The US’s second-largest US-based energy firm was originally slapped with a $19 billion fine ($18million in damages, $1 million in processing fees). Ecuadorian judge, Nicolas Zambrano, awarded residents of Lago Agrio $18 billion, to be paid by Chevron in 2011, but the people there haven’t been able to collect because Chevron no longer operates in Ecuador.

The Texaco Petroleum Company, which Chevron acquired in 2001, operated in the South American country from 1964-1990.

"Not only did they cause this pollution to save a few dollars, but also they did not remedy it. They misled Ecuador and the world, they misled the residents and the Ecuadorean state," Ecuador's president, Rafael Correa said after touring affected Amazon towns in September.

The problems with the US oil companies even moved Correa to cancel Ecuador’s investment protection treaty with the United States.

The Hague’s Permanent Court of Arbitration decided Ecuador lawfully released Chevron from pollution liability on September 18.

A woman shows crude oil from the Aguarico 4 well near Aguarico, Sucumbios province, Amazonian Peru, on September 17, 2013. (AFP Photo / Rodrigo Buendia)

Before The Hague’s ruling, Ecuadorian Foreign Minister Ricardo Patino Roca warned an unfavorable ruling against Ecuador could force it into bankruptcy, as the $19 billion settlement is almost 20 percent of Ecuador’s GDP.

Chevron is currently in the process of suing Ecuador and their lawyers for extortion in a US court. 

They have accused Zambrano of ghost-writing the verdict in order to extort money from the company, using fraudulent research methods and bribes. The company believes it was actually written by former Ecuadorian judge, Alberto Guerra and the plaintiffs.

Guerra testified on October 23 that he was paid to ghost-write the ruling and that Zambrano’s favorable ruling was swayed by a bribe of $500,000 from pollution plaintiffs.
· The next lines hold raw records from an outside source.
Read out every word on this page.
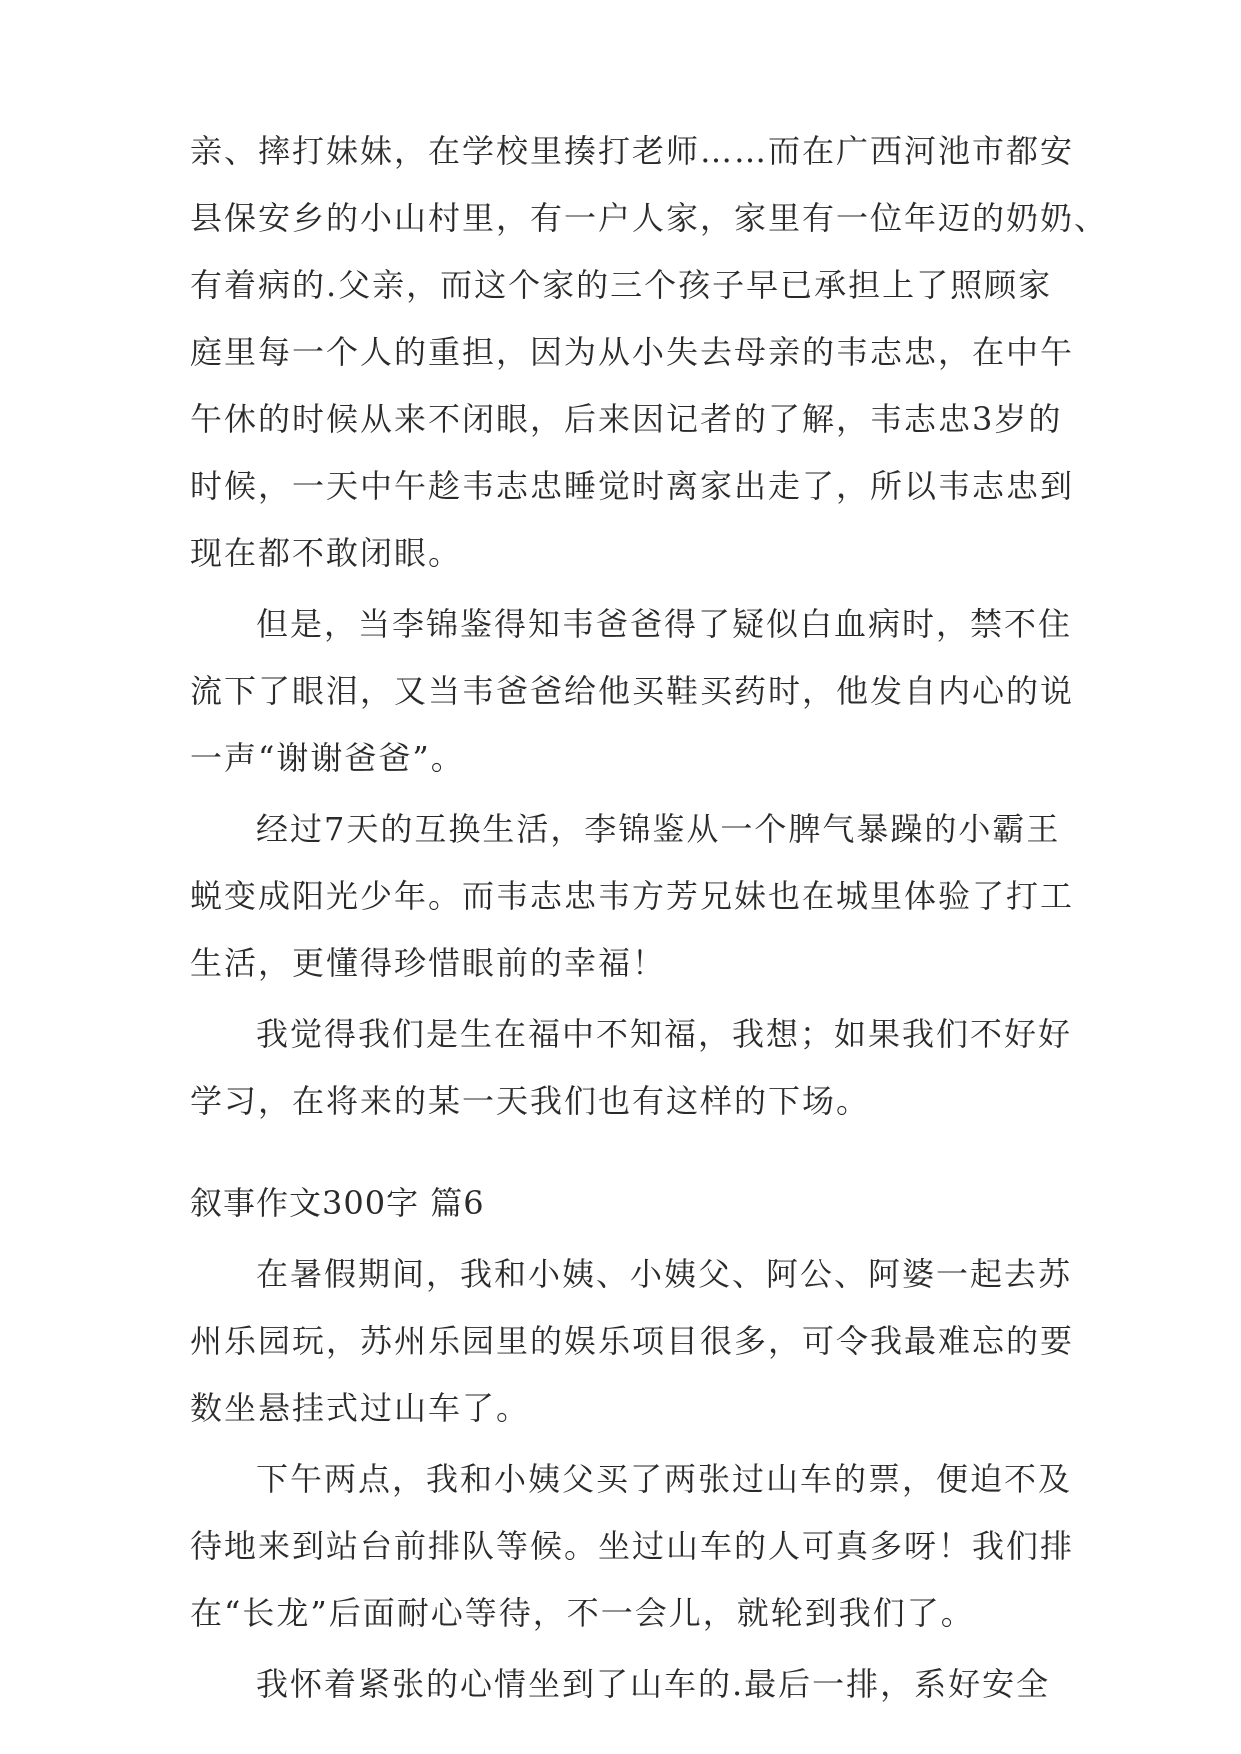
亲、摔打妹妹，在学校里揍打老师……而在广西河池市都安
县保安乡的小山村里，有一户人家，家里有一位年迈的奶奶、
有着病的.父亲，而这个家的三个孩子早已承担上了照顾家
庭里每一个人的重担，因为从小失去母亲的韦志忠，在中午
午休的时候从来不闭眼，后来因记者的了解，韦志忠3岁的
时候，一天中午趁韦志忠睡觉时离家出走了，所以韦志忠到
现在都不敢闭眼。
但是，当李锦鉴得知韦爸爸得了疑似白血病时，禁不住
流下了眼泪，又当韦爸爸给他买鞋买药时，他发自内心的说
一声“谢谢爸爸”。
经过7天的互换生活，李锦鉴从一个脾气暴躁的小霸王
蜕变成阳光少年。而韦志忠韦方芳兄妹也在城里体验了打工
生活，更懂得珍惜眼前的幸福！
我觉得我们是生在福中不知福，我想；如果我们不好好
学习，在将来的某一天我们也有这样的下场。
叙事作文300字 篇6
在暑假期间，我和小姨、小姨父、阿公、阿婆一起去苏
州乐园玩，苏州乐园里的娱乐项目很多，可令我最难忘的要
数坐悬挂式过山车了。
下午两点，我和小姨父买了两张过山车的票，便迫不及
待地来到站台前排队等候。坐过山车的人可真多呀！我们排
在“长龙”后面耐心等待，不一会儿，就轮到我们了。
我怀着紧张的心情坐到了山车的.最后一排，系好安全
Zambrano, who has since been dismissed from his job, told a New York court he worked alone and denies Chevron’s allegations. He added that the only assistance he had was from an 18-year old typist who helped with translations. 

Chevron is also going after Manhattan lawyer, Steven Donzinger, who represented Ecuadorian plaintiffs against the company.

On October 13, Chevron opened a case accusing Donzinger of racketeering and using fraudulent means to win the $18 billion pollution verdict against the oil company in Ecuador.

Last week Mr. Zambrano testified in a federal court in Manhattan that he alone was the author of the judgment, although he was unable to recall key portions of it.

Earlier in the trial, a Chevron witness - Alberto Guerra, another former Ecuadorean judge - testified that he was paid to ghost-write a number of Mr. Zambrano's rulings in the Ecuador case.

Mr. Donziger is expected to appear in court next week to present his defense.

Before serving as Secretary of State from 2005-2009 under Bush, Condoleezza Rice sat on Chevron's board.